Back in August, I was fortunate enough to sit in on a panel at the Decatur Books Festival. The discussion, entitled “Down from the Mountain,” featured two authors from the Appalachian region. I was certainly already familiar with Lee Smith as an author I adore, but Ron Rash was new to me. During the panel, he read from his newest work Serena, which had not been published at that time, and I was anxious to read it after his reading and explanation. The novel did not disappoint.

In short, it’s an Appalachian retelling of Shakespeare’s Macbeth. It does not follow the story precisely; Rash is far more creative than that. It does, however, hinge on the theme of blind ambition, and the story centers around a female character you love and hate at the same time, one who steers the ship for her husband as they encounter obstacles on the way to their success. It is this character, Serena Pemberton, who keeps you turning the pages and makes the novel worthy of its hype.

Originally from the mountains of Colorado, Serena meets her husband in Boston before the two of them establish a lumber empire in the North Carolina mountains. Life in the lumber business is hard, and the workers in the lumber camp often lose limbs and lives in their day-to-day work. It’s clearly no place for a woman, but Serena has no difficulty holding her own here, and furthermore, she manages to present herself as a superior when the workers quickly understand that she, even more so than her husband, is the one to answer to and the one to fear.

With a white horse and a trained eagle on her side, Serena’s character is unmistakably mythic in her capabilities and in Ron Rash’s description of her.
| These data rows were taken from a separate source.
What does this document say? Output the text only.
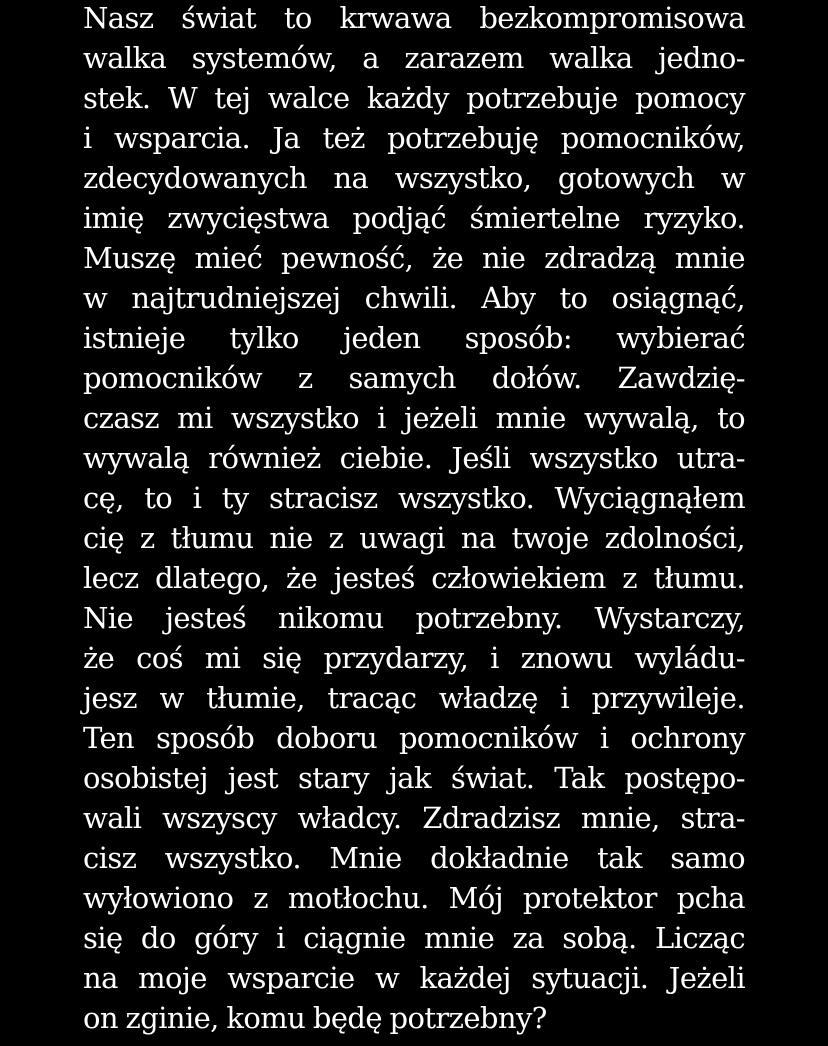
Nasz świat to krwawa bezkompromisowa
walka systemów, a zarazem walka jedno-
stek. W tej walce każdy potrzebuje pomocy
i wsparcia. Ja też potrzebuję pomocników,
zdecydowanych na wszystko, gotowych w
imię zwycięstwa podjąć śmiertelne ryzyko.
Muszę mieć pewność, że nie zdradzą mnie
w najtrudniejszej chwili. Aby to osiągnąć,
istnieje tylko jeden sposób: wybierać
pomocników z samych dołów. Zawdzię-
czasz mi wszystko i jeżeli mnie wywalą, to
wywalą również ciebie. Jeśli wszystko utra-
cę, to i ty stracisz wszystko. Wyciągnąłem
cię z tłumu nie z uwagi na twoje zdolności,
lecz dlatego, że jesteś człowiekiem z tłumu.
Nie jesteś nikomu potrzebny. Wystarczy,
że coś mi się przydarzy, i znowu wyládu-
jesz w tłumie, tracąc władzę i przywileje.
Ten sposób doboru pomocników i ochrony
osobistej jest stary jak świat. Tak postępo-
wali wszyscy władcy. Zdradzisz mnie, stra-
cisz wszystko. Mnie dokładnie tak samo
wyłowiono z motłochu. Mój protektor pcha
się do góry i ciągnie mnie za sobą. Licząc
na moje wsparcie w każdej sytuacji. Jeżeli
on zginie, komu będę potrzebny?
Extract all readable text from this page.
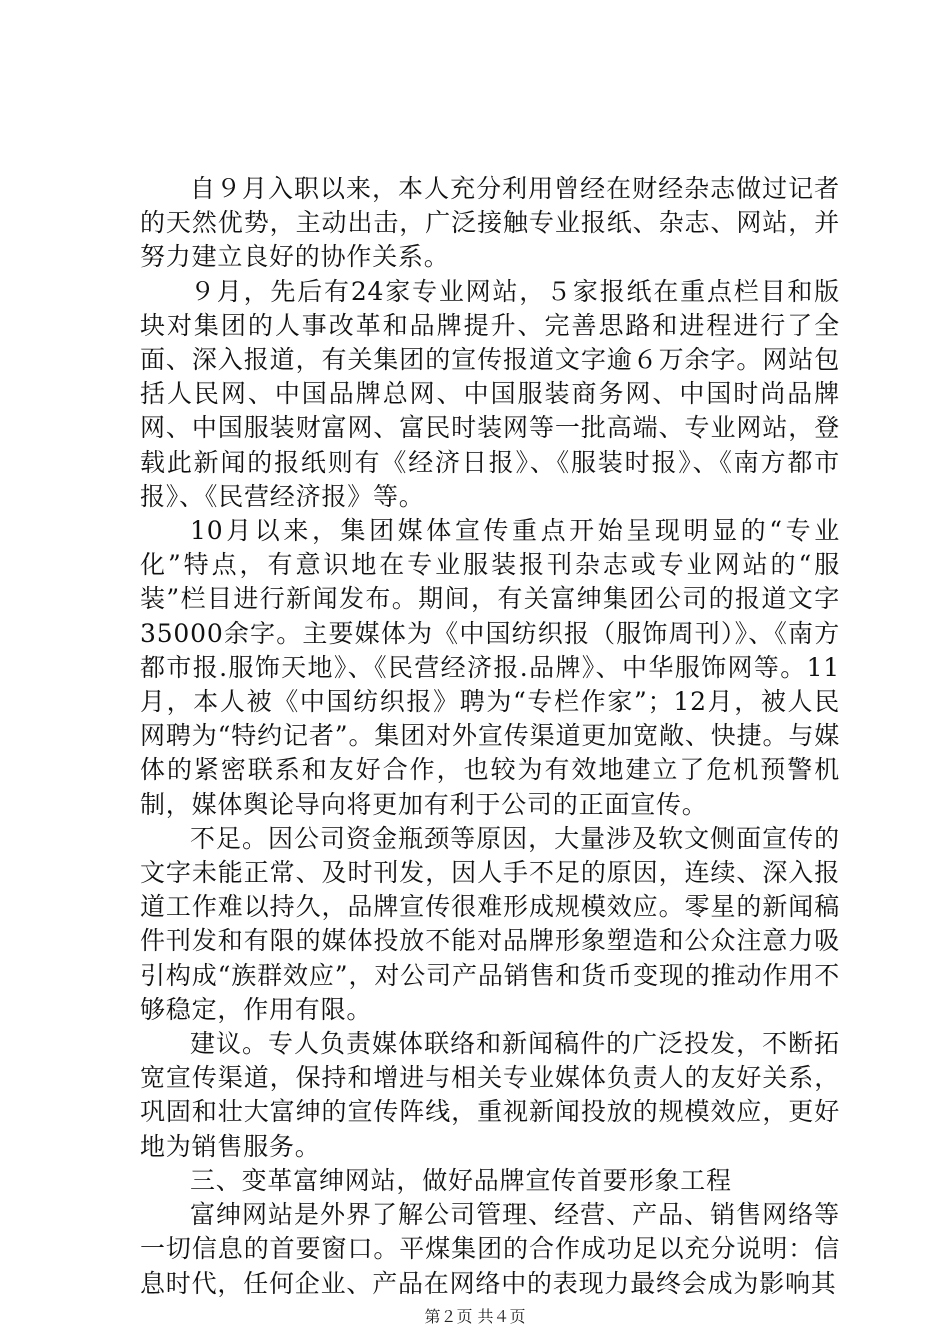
自９月入职以来，本人充分利用曾经在财经杂志做过记者的天然优势，主动出击，广泛接触专业报纸、杂志、网站，并努力建立良好的协作关系。

９月，先后有24家专业网站，５家报纸在重点栏目和版块对集团的人事改革和品牌提升、完善思路和进程进行了全面、深入报道，有关集团的宣传报道文字逾６万余字。网站包括人民网、中国品牌总网、中国服装商务网、中国时尚品牌网、中国服装财富网、富民时装网等一批高端、专业网站，登载此新闻的报纸则有《经济日报》、《服装时报》、《南方都市报》、《民营经济报》等。

10月以来，集团媒体宣传重点开始呈现明显的“专业化”特点，有意识地在专业服装报刊杂志或专业网站的“服装”栏目进行新闻发布。期间，有关富绅集团公司的报道文字35000余字。主要媒体为《中国纺织报（服饰周刊）》、《南方都市报.服饰天地》、《民营经济报.品牌》、中华服饰网等。11月，本人被《中国纺织报》聘为“专栏作家”；12月，被人民网聘为“特约记者”。集团对外宣传渠道更加宽敞、快捷。与媒体的紧密联系和友好合作，也较为有效地建立了危机预警机制，媒体舆论导向将更加有利于公司的正面宣传。

不足。因公司资金瓶颈等原因，大量涉及软文侧面宣传的文字未能正常、及时刊发，因人手不足的原因，连续、深入报道工作难以持久，品牌宣传很难形成规模效应。零星的新闻稿件刊发和有限的媒体投放不能对品牌形象塑造和公众注意力吸引构成“族群效应”，对公司产品销售和货币变现的推动作用不够稳定，作用有限。

建议。专人负责媒体联络和新闻稿件的广泛投发，不断拓宽宣传渠道，保持和增进与相关专业媒体负责人的友好关系，巩固和壮大富绅的宣传阵线，重视新闻投放的规模效应，更好地为销售服务。

三、变革富绅网站，做好品牌宣传首要形象工程

富绅网站是外界了解公司管理、经营、产品、销售网络等一切信息的首要窗口。平煤集团的合作成功足以充分说明：信息时代，任何企业、产品在网络中的表现力最终会成为影响其

第２页 共４页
Rash describes her training the eagle; “Each dawn the following weeks, Serena walked into the stable’s back stall and freed the eagle from the block perch. She and the bird spent the morning alone in tree-shorn plain below Half Acre Ridge…..By the fifth day the bird perched in Serena’s right forearm, its head black-hooded like an executioner, the five-foot leash tied to Serena’s right elbow and the leather bracelets around the raptor’s feet” (102). The image of Serena dashing across the mountain on her white horse with the eagle perched alongside her is one that makes quite an impression on the lumber workers and on the reader.

A story of a vast lumber empire is not what drives the plot of the novel, however. Soon after setting foot off the train from Boston, Serena learns firsthand that her husband’s previous relationship has produced a son in these mountains, and like Lady Macbeth, that seems to be the one thing she cannot give her groom. Many twists and turns ensue from there, and the ending of this novel is one of the most memorable conclusions I have ever read.

All in all, Ron Rash reveals a story of violence and misery but also one of love and devotion, and Serena Pemberton is a character who will stay with you long after the novel is finished. It's certainly one of my best reads of the year.

1 comment:

Andi said...

This one sounds great! What an interesting retelling.